Przekazywanie tokenu dostępu dostawcy tożsamości do aplikacji w usłudze Azure Active Directory B2C

Przed rozpoczęciem użyj selektora Wybierz typ zasad, aby wybrać typ konfigurowanych zasad. Usługa Azure Active Directory B2C oferuje dwie metody definiowania sposobu interakcji użytkowników z aplikacjami: za pomocą wstępnie zdefiniowanych przepływów użytkowników lub w pełni konfigurowalnych zasad niestandardowych. Kroki wymagane w tym artykule są różne dla każdej metody.

Przepływ użytkownika w usłudze Azure Active Directory B2C (Azure AD B2C) zapewnia użytkownikom aplikacji możliwość zarejestrowania się lub zalogowania się u dostawcy tożsamości. Po rozpoczęciu podróży usługa Azure AD B2C odbiera token dostępu od dostawcy tożsamości. Usługa Azure AD B2C używa tego tokenu do pobierania informacji o użytkowniku. Możesz włączyć oświadczenie w przepływie użytkownika, aby przekazać token do aplikacji zarejestrowanych w usłudze Azure AD B2C.

Usługa Azure AD B2C obsługuje przekazywanie tokenu dostępu dostawców tożsamości OAuth 2.0 , takich jak Facebook i Google. W przypadku wszystkich innych dostawców tożsamości oświadczenie jest zwracane puste.

Usługa Azure AD B2C obsługuje przekazywanie tokenu dostępu dostawców tożsamości OAuth 2.0 i OpenID Połączenie. W przypadku wszystkich innych dostawców tożsamości oświadczenie jest zwracane puste. Aby uzyskać więcej informacji, zapoznaj się z pokazem federacyjnym dostawców tożsamości na żywo.

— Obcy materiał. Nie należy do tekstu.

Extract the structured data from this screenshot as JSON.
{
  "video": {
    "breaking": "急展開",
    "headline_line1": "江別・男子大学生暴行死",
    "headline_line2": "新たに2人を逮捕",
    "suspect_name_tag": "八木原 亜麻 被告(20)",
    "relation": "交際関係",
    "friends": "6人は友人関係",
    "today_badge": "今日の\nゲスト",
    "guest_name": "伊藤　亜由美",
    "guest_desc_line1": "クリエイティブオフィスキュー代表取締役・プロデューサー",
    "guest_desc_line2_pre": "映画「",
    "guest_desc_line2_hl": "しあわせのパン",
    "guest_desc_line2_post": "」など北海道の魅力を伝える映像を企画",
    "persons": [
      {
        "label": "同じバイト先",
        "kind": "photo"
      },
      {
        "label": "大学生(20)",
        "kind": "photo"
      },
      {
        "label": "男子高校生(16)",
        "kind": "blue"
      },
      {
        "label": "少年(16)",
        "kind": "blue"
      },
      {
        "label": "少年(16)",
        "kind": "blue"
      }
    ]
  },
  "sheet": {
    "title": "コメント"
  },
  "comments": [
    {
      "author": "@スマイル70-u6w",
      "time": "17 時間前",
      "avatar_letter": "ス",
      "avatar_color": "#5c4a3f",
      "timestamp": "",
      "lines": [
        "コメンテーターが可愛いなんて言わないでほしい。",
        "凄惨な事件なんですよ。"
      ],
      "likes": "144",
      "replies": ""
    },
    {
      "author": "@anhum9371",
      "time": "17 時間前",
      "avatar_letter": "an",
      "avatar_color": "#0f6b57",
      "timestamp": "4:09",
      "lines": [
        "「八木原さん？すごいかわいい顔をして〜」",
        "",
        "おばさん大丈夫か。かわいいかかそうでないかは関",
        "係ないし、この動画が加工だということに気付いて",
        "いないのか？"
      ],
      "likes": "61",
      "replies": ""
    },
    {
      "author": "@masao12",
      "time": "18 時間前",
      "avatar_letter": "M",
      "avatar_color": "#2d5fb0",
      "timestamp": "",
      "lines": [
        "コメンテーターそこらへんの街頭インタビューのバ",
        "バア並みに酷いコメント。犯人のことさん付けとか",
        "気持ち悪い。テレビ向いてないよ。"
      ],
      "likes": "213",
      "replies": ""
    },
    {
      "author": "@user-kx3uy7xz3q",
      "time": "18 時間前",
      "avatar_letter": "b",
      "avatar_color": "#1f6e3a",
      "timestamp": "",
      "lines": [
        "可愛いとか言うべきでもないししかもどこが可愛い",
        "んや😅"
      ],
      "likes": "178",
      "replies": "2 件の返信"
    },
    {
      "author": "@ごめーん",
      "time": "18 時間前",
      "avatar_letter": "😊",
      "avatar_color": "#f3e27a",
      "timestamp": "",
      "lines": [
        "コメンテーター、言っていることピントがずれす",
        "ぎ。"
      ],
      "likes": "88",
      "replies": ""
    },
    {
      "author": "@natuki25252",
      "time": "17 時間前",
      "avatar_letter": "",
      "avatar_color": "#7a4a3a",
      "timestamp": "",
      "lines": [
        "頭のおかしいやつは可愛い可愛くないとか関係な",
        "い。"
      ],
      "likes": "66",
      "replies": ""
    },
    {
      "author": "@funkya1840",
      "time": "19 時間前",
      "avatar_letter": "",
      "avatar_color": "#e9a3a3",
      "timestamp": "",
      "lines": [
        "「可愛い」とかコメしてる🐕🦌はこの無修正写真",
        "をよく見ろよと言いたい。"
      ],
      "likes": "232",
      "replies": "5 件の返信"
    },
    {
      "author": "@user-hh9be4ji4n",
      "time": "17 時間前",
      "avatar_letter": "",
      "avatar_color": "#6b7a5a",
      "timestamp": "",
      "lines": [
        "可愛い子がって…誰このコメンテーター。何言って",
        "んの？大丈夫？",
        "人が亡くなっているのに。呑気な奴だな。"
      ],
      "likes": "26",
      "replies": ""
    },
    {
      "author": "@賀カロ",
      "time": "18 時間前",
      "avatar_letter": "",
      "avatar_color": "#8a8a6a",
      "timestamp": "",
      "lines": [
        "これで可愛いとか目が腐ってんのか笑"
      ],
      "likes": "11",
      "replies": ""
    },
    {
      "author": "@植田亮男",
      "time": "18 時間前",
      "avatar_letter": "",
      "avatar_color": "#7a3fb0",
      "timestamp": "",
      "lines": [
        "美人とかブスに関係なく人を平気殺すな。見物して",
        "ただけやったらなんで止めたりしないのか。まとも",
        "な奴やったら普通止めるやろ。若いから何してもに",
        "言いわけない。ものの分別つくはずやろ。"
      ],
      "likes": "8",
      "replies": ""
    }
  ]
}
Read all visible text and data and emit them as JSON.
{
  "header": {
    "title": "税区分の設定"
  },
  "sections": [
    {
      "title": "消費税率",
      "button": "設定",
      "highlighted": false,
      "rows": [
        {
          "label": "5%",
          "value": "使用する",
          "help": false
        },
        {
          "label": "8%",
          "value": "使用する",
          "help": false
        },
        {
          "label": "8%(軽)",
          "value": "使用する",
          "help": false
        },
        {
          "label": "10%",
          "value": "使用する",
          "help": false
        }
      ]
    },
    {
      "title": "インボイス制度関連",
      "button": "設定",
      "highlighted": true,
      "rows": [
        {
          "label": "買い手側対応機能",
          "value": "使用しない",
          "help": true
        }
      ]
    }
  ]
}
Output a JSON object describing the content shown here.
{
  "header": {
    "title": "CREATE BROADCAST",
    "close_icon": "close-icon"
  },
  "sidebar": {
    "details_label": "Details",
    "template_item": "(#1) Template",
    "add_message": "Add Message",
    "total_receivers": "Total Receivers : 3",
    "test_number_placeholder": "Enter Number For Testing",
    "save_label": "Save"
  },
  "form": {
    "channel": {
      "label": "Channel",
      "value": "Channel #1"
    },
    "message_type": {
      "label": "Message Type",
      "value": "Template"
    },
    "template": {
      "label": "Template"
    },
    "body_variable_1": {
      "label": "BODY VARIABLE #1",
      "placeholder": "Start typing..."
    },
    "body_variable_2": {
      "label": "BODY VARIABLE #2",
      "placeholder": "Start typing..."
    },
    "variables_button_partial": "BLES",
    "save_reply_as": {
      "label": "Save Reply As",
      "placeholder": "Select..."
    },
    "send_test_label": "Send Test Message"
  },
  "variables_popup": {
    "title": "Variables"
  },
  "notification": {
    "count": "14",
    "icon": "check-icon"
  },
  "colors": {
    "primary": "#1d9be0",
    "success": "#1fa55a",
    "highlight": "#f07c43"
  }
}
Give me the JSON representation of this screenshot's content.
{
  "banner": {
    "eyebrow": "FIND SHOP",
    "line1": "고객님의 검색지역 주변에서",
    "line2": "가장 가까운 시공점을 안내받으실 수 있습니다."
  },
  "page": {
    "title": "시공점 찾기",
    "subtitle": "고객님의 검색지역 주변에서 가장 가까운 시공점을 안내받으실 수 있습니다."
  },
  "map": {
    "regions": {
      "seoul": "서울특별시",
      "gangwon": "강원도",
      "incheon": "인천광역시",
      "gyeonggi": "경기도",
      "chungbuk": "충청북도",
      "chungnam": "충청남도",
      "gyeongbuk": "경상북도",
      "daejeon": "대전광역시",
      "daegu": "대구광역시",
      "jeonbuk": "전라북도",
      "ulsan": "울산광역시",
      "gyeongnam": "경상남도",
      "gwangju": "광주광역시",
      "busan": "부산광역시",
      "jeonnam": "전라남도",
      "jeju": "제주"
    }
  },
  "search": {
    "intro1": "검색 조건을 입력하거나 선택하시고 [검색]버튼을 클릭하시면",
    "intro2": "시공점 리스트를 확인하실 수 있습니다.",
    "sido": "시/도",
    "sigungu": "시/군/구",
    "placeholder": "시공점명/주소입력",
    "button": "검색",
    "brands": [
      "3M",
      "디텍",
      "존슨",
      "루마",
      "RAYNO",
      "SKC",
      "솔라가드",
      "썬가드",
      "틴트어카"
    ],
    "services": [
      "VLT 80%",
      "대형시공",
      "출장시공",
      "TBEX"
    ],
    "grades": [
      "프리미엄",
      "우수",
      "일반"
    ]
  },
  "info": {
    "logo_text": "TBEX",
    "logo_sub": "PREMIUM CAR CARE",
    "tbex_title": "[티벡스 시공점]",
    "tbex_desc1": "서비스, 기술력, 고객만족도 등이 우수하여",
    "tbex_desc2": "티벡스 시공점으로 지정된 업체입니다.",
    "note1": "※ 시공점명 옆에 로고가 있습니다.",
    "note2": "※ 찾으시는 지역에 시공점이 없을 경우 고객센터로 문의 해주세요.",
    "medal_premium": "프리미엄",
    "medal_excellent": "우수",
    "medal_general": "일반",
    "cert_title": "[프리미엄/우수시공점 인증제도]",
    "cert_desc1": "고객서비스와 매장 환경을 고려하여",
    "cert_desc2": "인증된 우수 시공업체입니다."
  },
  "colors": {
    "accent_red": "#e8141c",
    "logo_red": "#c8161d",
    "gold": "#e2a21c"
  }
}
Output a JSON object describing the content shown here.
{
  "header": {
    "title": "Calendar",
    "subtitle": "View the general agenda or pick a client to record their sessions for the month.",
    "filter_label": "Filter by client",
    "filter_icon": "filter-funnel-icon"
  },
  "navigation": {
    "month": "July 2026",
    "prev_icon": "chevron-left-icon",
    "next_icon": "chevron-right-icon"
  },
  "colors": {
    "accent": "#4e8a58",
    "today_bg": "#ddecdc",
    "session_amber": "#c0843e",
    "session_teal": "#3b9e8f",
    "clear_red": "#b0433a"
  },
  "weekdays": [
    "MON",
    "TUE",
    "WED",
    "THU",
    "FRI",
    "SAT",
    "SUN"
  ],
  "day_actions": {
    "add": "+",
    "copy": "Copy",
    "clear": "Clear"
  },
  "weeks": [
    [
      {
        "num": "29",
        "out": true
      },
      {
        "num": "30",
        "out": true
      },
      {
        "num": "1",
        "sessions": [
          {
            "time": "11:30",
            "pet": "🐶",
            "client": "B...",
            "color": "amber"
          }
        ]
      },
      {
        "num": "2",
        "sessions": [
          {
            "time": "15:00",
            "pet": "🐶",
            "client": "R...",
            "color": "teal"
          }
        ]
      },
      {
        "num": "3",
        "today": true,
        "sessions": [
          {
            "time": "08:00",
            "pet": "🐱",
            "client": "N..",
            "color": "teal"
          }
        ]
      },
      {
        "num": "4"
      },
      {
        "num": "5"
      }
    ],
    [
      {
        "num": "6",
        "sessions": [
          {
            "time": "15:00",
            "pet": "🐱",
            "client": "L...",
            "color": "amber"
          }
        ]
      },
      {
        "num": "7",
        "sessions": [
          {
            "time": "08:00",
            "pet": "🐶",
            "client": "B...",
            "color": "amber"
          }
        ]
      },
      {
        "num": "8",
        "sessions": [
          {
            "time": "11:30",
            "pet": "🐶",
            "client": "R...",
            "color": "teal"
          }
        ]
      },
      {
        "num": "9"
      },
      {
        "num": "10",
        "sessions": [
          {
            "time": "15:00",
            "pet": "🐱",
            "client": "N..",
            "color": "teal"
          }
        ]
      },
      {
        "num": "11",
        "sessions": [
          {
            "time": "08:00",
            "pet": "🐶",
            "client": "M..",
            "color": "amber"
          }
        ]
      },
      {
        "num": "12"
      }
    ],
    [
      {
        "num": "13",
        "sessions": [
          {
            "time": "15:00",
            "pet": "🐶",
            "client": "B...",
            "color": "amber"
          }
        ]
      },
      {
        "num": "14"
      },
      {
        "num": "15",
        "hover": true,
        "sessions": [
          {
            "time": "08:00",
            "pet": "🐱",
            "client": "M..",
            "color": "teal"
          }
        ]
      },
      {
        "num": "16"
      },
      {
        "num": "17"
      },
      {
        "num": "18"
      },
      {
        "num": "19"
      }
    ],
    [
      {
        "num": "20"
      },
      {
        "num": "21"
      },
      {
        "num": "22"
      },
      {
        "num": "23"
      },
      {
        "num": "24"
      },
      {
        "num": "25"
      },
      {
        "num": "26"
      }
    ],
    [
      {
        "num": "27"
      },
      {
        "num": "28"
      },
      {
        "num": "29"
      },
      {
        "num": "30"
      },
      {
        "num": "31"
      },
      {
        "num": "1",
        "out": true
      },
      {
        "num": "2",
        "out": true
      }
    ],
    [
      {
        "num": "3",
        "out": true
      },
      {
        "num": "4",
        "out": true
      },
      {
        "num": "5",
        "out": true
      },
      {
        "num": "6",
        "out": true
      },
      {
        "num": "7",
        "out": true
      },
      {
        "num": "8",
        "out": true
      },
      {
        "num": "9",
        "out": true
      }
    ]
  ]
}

Na poniższym diagramie przedstawiono sposób powrotu tokenu dostawcy tożsamości do aplikacji:

Wymagania wstępne

• Utwórz przepływ użytkownika, aby użytkownicy mogli zarejestrować się i zalogować się do aplikacji.
• Rejestrowanie aplikacji internetowej.

• Wykonaj kroki opisane w artykule Wprowadzenie do zasad niestandardowych w usłudze Active Directory B2C
• Rejestrowanie aplikacji internetowej.

Włączanie oświadczenia

1. Zaloguj się w witrynie Azure Portal jako administrator globalny dzierżawy usługi Azure AD B2C.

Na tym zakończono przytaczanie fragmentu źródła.